Objectives: Acute ischemic strokes (stroke) are frequent and severe extracardiac complications in infective endocarditis (IE). Since intravenous thrombolysis (IV-thrombolysis) is contraindicated, mechanical thrombectomy (thrombectomy) offers potential benefit. We aimed to compare thrombectomy efficacy and safety between IE-related and general stroke cases.

Methods: Multicenter study of consecutive IE cases treated with thrombectomy at nine stroke centers in Spain from 2011 to 2022. Using propensity score matching, 50 IE cases were 1:4 matched with non-IE stroke patients (n=200). Efficacy was defined by successful recanalization rates [modified treatment in cerebral ischemia scale (mTICI) ≥2b], neurological improvement at 24 hours [decrease of National Institutes of Health Stroke Scale (NIHSS) compared to baseline], and good neurological outcome rates at 3 months [modified Rankin scale (mRS) ≤ 2]. Safety was assessed by intracranial hemorrhage (IC-hemorrhage), symptomatic IC-hemorrhage, crude mortality, and stroke-related mortality.

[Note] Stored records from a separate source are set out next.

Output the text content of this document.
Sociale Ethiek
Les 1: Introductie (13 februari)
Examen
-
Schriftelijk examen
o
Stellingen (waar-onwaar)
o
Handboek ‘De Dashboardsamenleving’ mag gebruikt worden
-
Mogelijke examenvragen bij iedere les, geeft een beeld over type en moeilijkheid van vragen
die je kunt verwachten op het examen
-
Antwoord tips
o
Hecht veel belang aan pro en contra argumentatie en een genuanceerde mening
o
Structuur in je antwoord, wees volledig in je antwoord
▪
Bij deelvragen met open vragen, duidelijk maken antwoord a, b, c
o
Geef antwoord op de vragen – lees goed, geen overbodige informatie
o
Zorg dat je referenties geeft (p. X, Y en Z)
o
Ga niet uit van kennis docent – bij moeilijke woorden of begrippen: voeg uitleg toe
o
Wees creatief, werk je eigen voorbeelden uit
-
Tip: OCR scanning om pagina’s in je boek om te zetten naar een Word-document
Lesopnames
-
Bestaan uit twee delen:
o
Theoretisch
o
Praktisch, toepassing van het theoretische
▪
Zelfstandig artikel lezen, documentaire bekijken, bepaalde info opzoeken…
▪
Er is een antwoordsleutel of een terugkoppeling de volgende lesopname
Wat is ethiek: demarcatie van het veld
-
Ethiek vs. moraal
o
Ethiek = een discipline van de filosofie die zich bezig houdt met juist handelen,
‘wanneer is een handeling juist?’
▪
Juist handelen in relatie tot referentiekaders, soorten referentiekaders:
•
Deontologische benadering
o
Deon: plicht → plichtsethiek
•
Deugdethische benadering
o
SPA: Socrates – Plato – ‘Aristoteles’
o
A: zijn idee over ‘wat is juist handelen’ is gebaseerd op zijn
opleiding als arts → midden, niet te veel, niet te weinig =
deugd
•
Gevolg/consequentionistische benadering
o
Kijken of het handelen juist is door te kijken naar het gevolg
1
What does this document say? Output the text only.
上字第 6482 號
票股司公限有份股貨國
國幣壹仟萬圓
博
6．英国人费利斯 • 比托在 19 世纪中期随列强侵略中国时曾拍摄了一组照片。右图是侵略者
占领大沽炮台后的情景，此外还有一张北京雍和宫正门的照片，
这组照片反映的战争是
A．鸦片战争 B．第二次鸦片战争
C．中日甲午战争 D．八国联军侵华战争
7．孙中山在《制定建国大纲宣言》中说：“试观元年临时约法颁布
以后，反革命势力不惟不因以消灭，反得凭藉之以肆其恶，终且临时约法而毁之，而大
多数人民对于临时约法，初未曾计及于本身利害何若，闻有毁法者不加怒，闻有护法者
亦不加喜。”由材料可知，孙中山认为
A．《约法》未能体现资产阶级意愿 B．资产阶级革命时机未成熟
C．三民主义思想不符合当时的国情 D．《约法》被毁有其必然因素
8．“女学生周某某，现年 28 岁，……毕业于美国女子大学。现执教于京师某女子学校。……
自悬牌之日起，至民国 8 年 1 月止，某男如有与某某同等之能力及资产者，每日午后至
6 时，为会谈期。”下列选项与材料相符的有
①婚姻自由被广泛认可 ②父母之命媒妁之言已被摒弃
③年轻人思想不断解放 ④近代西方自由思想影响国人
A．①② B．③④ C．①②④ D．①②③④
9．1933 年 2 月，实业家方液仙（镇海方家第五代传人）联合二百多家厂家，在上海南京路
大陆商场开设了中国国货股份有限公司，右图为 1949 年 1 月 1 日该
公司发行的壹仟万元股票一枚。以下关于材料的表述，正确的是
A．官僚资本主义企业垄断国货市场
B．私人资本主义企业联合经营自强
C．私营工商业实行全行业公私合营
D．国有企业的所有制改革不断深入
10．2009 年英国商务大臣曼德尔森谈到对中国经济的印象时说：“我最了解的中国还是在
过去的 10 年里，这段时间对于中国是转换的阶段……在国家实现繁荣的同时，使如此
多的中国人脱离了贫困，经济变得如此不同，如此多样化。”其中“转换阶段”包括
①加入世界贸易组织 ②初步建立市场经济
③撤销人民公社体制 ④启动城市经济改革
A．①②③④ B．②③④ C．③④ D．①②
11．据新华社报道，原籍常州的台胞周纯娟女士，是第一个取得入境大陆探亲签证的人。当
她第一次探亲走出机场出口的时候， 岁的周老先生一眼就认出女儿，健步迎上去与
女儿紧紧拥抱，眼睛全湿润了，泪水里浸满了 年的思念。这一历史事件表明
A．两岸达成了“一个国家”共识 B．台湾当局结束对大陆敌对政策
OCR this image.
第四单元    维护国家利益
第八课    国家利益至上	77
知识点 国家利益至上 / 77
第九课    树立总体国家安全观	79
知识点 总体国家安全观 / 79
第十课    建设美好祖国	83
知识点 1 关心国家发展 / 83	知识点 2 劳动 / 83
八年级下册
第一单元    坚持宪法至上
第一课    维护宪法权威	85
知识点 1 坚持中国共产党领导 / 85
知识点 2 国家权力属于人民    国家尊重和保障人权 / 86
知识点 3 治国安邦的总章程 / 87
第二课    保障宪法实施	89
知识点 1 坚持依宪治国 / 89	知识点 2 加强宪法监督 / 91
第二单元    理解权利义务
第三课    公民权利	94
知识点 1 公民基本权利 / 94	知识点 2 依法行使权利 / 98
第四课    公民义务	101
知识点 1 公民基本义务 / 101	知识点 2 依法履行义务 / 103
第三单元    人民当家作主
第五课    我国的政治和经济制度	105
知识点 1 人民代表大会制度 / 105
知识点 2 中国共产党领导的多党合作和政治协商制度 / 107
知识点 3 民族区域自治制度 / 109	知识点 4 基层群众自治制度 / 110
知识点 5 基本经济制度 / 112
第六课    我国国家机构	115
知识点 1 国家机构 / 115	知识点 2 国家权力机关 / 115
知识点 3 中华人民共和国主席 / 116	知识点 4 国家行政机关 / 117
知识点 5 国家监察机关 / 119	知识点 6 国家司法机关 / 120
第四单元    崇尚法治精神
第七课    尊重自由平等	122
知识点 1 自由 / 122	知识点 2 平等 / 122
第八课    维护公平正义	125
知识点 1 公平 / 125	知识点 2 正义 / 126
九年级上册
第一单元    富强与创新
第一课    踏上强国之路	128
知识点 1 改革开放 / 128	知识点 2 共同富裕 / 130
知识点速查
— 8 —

Results: Among 54 IE cases, 50 were matched with 200 controls. Successful recanalization was similarly achieved in both groups (76% vs 83%). Median NIHSS at 24h was comparable, with analogous rates of neurological improvement (78% vs 78%), and early dramatic response (48% vs 46.5%). No differences were seen regarding IC-hemorrhage rates, except for when prior IV-thrombolysis was given. Although crude mortality was higher in the IE cohort, no differences were seen in stroke-related mortality (12% vs 15%). At three months, mRS scores of the two groups were superimposable.

Conclusions: Thrombectomy in IE is as effective and safe as in non-IE patients, and prior IV-thrombolysis could decrease the procedural safety. Clinical practice guidelines may consider including the recommendation to perform thrombectomy alone in IE-related stroke.